Jean Valjean continuait de sourire.

— Quand vous me reprendriez, monsieur Pontmercy, cela ferait-il que je ne sois pas ce que je suis ? Non, Dieu a pensé comme vous et moi, et il ne change pas d’avis ; il est utile que je m’en aille. La mort est un bon arrangement. Dieu sait mieux que nous ce qu’il nous faut.

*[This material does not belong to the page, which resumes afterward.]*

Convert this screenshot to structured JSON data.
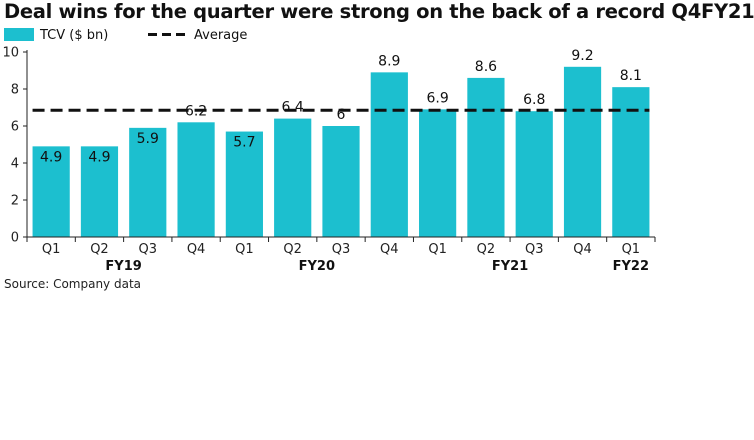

Que vous soyez heureux, que monsieur Pontmercy ait Cosette, que la jeunesse épouse le matin, qu’il y ait autour de vous, mes enfants, des lilas et des rossignols, que votre vie soit une belle pelouse avec du soleil, que tous les enchantements du ciel vous remplissent l’âme, et maintenant, moi qui ne suis bon à rien, que je meure, il est sûr que tout cela est bien. Voyez-vous, soyons raisonnables, il n’y a plus rien de possible maintenant, je sens tout à fait que c’est fini. Il y a une heure, j’ai eu un évanouissement. Et puis, cette nuit, j’ai bu tout ce pot d’eau qui est là. Comme ton mari est bon, Cosette ! tu es bien mieux qu’avec moi.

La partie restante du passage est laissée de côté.